Themenschwerpunkte in Forschung und Lehre sind Familie und Verwandtschaft sowie populäre Kosmologien (z.B. Aberglaube). Dabei integriert das Seminar eine wissenschaftshistorisch reflektierte historisch-volkskundliche Anthropologie und Gegenwartsstudien in kulturwissenschaftlicher Perspektive.

Der Alltag in unseren Augen – August 2014: Filmprotokoll Ostberlin 1963

2014-08 Filmprotokoll

Schmalfilm des Ehepaars Sch. aus Ostberlin, Motivprotokoll (Ausschnitt) von K.Sch., 2014.

Die Förderung des Amateurfilms in der DDR führte einerseits zu einer kontrollierten Produktion in Filmklubs, andererseits gab es widerständige Aneignungen insbesondere in der oppositionellen Kunstszene.
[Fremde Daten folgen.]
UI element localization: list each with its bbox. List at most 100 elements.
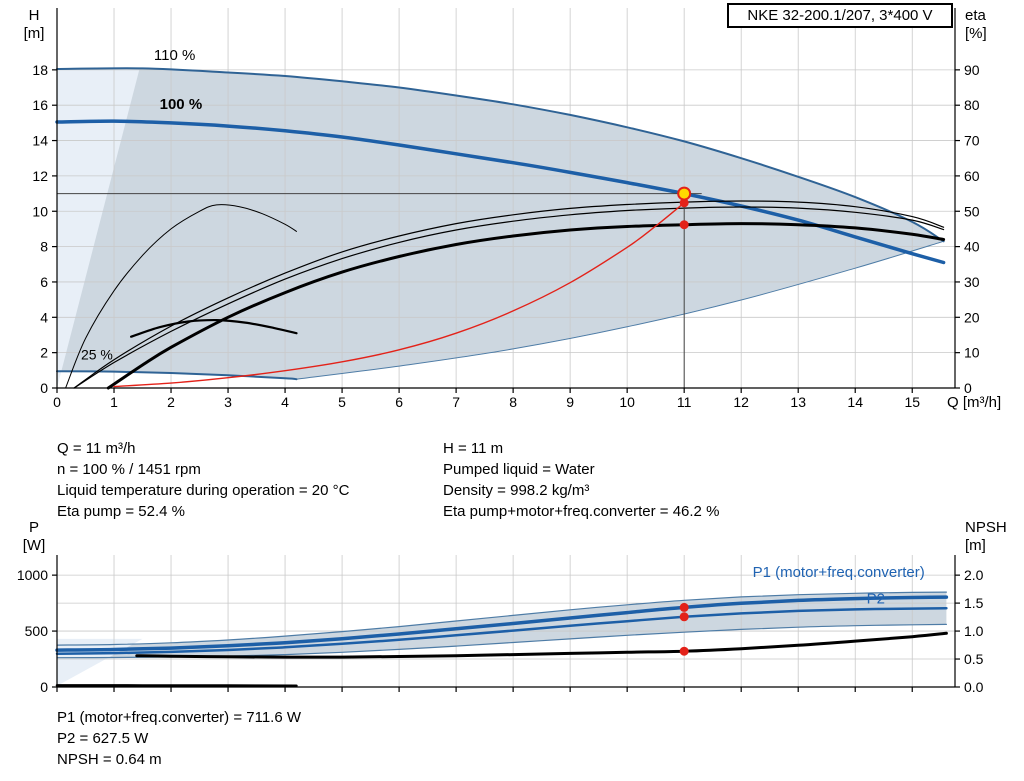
- y-left-tick-label: 16: [32, 97, 48, 113]
- y-left-tick-label: 2: [40, 345, 48, 361]
- curves: [55, 591, 949, 687]
- y-right-tick-label: 1.5: [964, 595, 984, 611]
- y-left-axis-title: H: [29, 7, 40, 24]
- p1-curve: [55, 595, 949, 652]
- y-right-tick-label: 30: [964, 274, 980, 290]
- duty-point: [677, 186, 692, 201]
- y-right-tick-label: 2.0: [964, 567, 984, 583]
- x-tick-label: 8: [509, 394, 517, 410]
- eta-reduced-speed-curve: [65, 204, 297, 389]
- y-right-tick-label: 1.0: [964, 623, 984, 639]
- axes: 0 1 2 3 4 5 6 7 8 9 10 11 12 13 14 15 Q [m³/h]0246810121…: [24, 7, 1002, 411]
- power-npsh-chart: 0 500 1000 0.0 0.5 1.0 1.5 2.0 P[W] NPSH[m] P1 (mo…: [17, 520, 1007, 695]
- y-left-tick-label: 12: [32, 168, 48, 184]
- y-left-tick-label: 6: [40, 274, 48, 290]
- curve-labels: P1 (motor+freq.converter) P2: [753, 564, 925, 608]
- head-efficiency-chart: 0 1 2 3 4 5 6 7 8 9 10 11 12 13 14 15 Q [m³/h]0246810121…: [24, 7, 1002, 411]
- gridlines: [57, 8, 955, 388]
- y-left-tick-label: 10: [32, 203, 48, 219]
- x-tick-label: 3: [224, 394, 232, 410]
- npsh-operating-point: [679, 646, 689, 656]
- x-tick-label: 9: [566, 394, 574, 410]
- y-left-axis-title: [m]: [24, 25, 45, 42]
- eta-duty-curve: [113, 202, 685, 388]
- info-line-speed: n = 100 % / 1451 rpm: [57, 461, 201, 478]
- x-tick-label: 1: [110, 394, 118, 410]
- x-tick-label: 11: [677, 394, 692, 410]
- y-right-tick-label: 50: [964, 203, 980, 219]
- pump-model-label: NKE 32-200.1/207, 3*400 V: [727, 3, 953, 28]
- x-tick-label: 13: [790, 394, 806, 410]
- x-tick-label: 6: [395, 394, 403, 410]
- y-left-tick-label: 18: [32, 62, 48, 78]
- p1-curve-label: P1 (motor+freq.converter): [753, 564, 925, 581]
- y-right-axis-title: [%]: [965, 25, 987, 42]
- curves: [55, 67, 946, 390]
- info-line-head: H = 11 m: [443, 440, 504, 457]
- y-right-tick-label: 0.5: [964, 651, 984, 667]
- y-left-tick-label: 0: [40, 679, 48, 695]
- envelope-right-edge: [296, 240, 945, 380]
- chart-areas: [57, 592, 947, 686]
- curve-labels: 110 % 100 % 25 %: [81, 47, 202, 362]
- y-right-tick-label: 80: [964, 97, 980, 113]
- y-left-tick-label: 1000: [17, 567, 48, 583]
- speed-curve-25: [56, 370, 298, 381]
- y-right-tick-label: 0: [964, 380, 972, 396]
- y-right-tick-label: 0.0: [964, 679, 984, 695]
- info-line-flow: Q = 11 m³/h: [57, 440, 136, 457]
- speed-label-110: 110 %: [154, 47, 195, 64]
- y-right-tick-label: 40: [964, 239, 980, 255]
- operating-envelope: [57, 68, 944, 380]
- y-left-tick-label: 4: [40, 309, 48, 325]
- x-tick-label: 14: [847, 394, 863, 410]
- y-left-tick-label: 14: [32, 133, 48, 149]
- y-right-tick-label: 10: [964, 345, 980, 361]
- info-line-npsh: NPSH = 0.64 m: [57, 751, 162, 768]
- y-right-axis-title: NPSH: [965, 520, 1007, 536]
- info-line-p2: P2 = 627.5 W: [57, 730, 149, 747]
- y-left-tick-label: 8: [40, 239, 48, 255]
- y-left-axis-title: P: [29, 520, 39, 536]
- info-line-p1: P1 (motor+freq.converter) = 711.6 W: [57, 709, 301, 726]
- x-tick-label: 15: [904, 394, 920, 410]
- operating-points: [677, 186, 692, 230]
- speed-label-25: 25 %: [81, 346, 113, 362]
- y-right-tick-label: 90: [964, 62, 980, 78]
- operating-points: [679, 602, 689, 656]
- y-left-tick-label: 0: [40, 380, 48, 396]
- x-tick-label: 5: [338, 394, 346, 410]
- x-axis-title: Q [m³/h]: [947, 394, 1001, 411]
- eta-pump-curve-a: [73, 200, 945, 389]
- low-flow-region: [57, 68, 140, 388]
- p2-curve: [55, 606, 948, 655]
- x-tick-label: 12: [733, 394, 749, 410]
- eta-total-curve: [106, 222, 946, 390]
- p2-curve-label: P2: [867, 591, 885, 608]
- y-left-tick-label: 500: [25, 623, 49, 639]
- y-left-axis-title: [W]: [23, 537, 46, 554]
- chart-areas: [57, 68, 944, 388]
- eta-pump-operating-point: [679, 198, 689, 208]
- npsh-curve: [135, 631, 948, 659]
- speed-label-100: 100 %: [160, 96, 203, 113]
- x-tick-label: 7: [452, 394, 460, 410]
- duty-info-left: Q = 11 m³/h n = 100 % / 1451 rpm Liquid …: [57, 438, 349, 522]
- y-right-axis-title: eta: [965, 7, 987, 24]
- x-tick-label: 2: [167, 394, 175, 410]
- info-line-eta-pump: Eta pump = 52.4 %: [57, 503, 185, 520]
- y-right-tick-label: 20: [964, 309, 980, 325]
- info-line-temperature: Liquid temperature during operation = 20…: [57, 482, 350, 499]
- info-line-eta-total: Eta pump+motor+freq.converter = 46.2 %: [443, 503, 720, 520]
- power-info: P1 (motor+freq.converter) = 711.6 W P2 =…: [57, 707, 301, 770]
- p2-operating-point: [679, 612, 689, 622]
- x-tick-label: 4: [281, 394, 289, 410]
- eta-pump-curve-b: [73, 206, 945, 389]
- info-line-density: Density = 998.2 kg/m³: [443, 482, 590, 499]
- x-tick-label: 0: [53, 394, 61, 410]
- speed-curve-110: [56, 67, 945, 243]
- y-right-axis-title: [m]: [965, 537, 986, 554]
- power-band-top-edge: [56, 591, 947, 646]
- info-line-liquid: Pumped liquid = Water: [443, 461, 595, 478]
- p1-operating-point: [679, 602, 689, 612]
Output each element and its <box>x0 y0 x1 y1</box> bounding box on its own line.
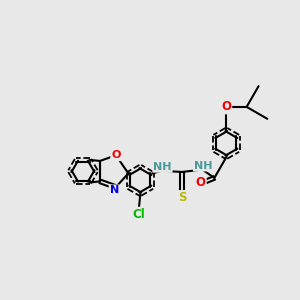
Text: Cl: Cl <box>132 208 145 221</box>
Text: O: O <box>221 100 231 113</box>
Text: NH: NH <box>153 162 172 172</box>
Text: S: S <box>178 191 186 204</box>
Text: N: N <box>110 185 119 195</box>
Text: O: O <box>111 150 121 160</box>
Text: NH: NH <box>194 160 212 171</box>
Text: O: O <box>196 176 206 189</box>
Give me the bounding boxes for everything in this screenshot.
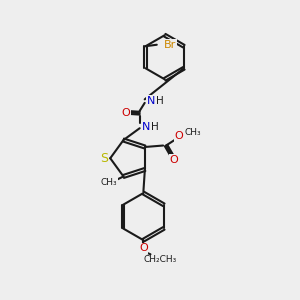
Text: Br: Br	[164, 40, 176, 50]
Text: S: S	[100, 152, 108, 165]
Text: CH₂CH₃: CH₂CH₃	[144, 255, 177, 264]
Text: CH₃: CH₃	[100, 178, 117, 188]
Text: N: N	[141, 122, 150, 132]
Text: CH₃: CH₃	[184, 128, 201, 137]
Text: N: N	[146, 96, 155, 106]
Text: H: H	[155, 96, 163, 106]
Text: O: O	[139, 243, 148, 253]
Text: O: O	[169, 155, 178, 165]
Text: H: H	[151, 122, 158, 132]
Text: O: O	[175, 131, 183, 141]
Text: O: O	[122, 108, 130, 118]
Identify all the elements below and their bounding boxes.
In der Forschung bisher kaum beachtet wurde die Verwendung von 8mm- und Super8-Filmen in Familien. Solches nicht systematisch in Archiven gesammeltes Material gibt zum einen exklusiven Einblick in das Leben in der DDR. Zum anderen aber ist diese Überlieferung keineswegs privat oder individuell: zeigt sie doch mit dem Aufwachsen der Kinder, Familienfesten, Reisen und materiellen Errungenschaften Motive, die seit der Popularisierung der Schmalfilmkamera zum familialen Bild-Repertoire nicht nur bürgerlicher Milieus zählen, und die im Fotoalbum schon eine lange Geschichte haben. Analysen der Familienstruktur haben deutliche Unterschiede zwischen der BRD und der DDR dokumentiert (etwa eine deutlich höhere Erwerbsbeteiligung der Mütter im Osten). Privat produzierte Schmalfilme hingegen bieten Anlass, die Familienbilder nicht nur im Hinblick auf die sozialen, kulturellen, ästhetischen und politischen Codes der staatssozialistischen Vorgaben und Ideale zu vermessen, sondern den über die DDR hinausweisenden, historischen Horizont visueller Kultur analytisch zu berücksichtigen. Diese und weiteren Frage möchte ich in meinem Dissertationsprojekt untersuchen.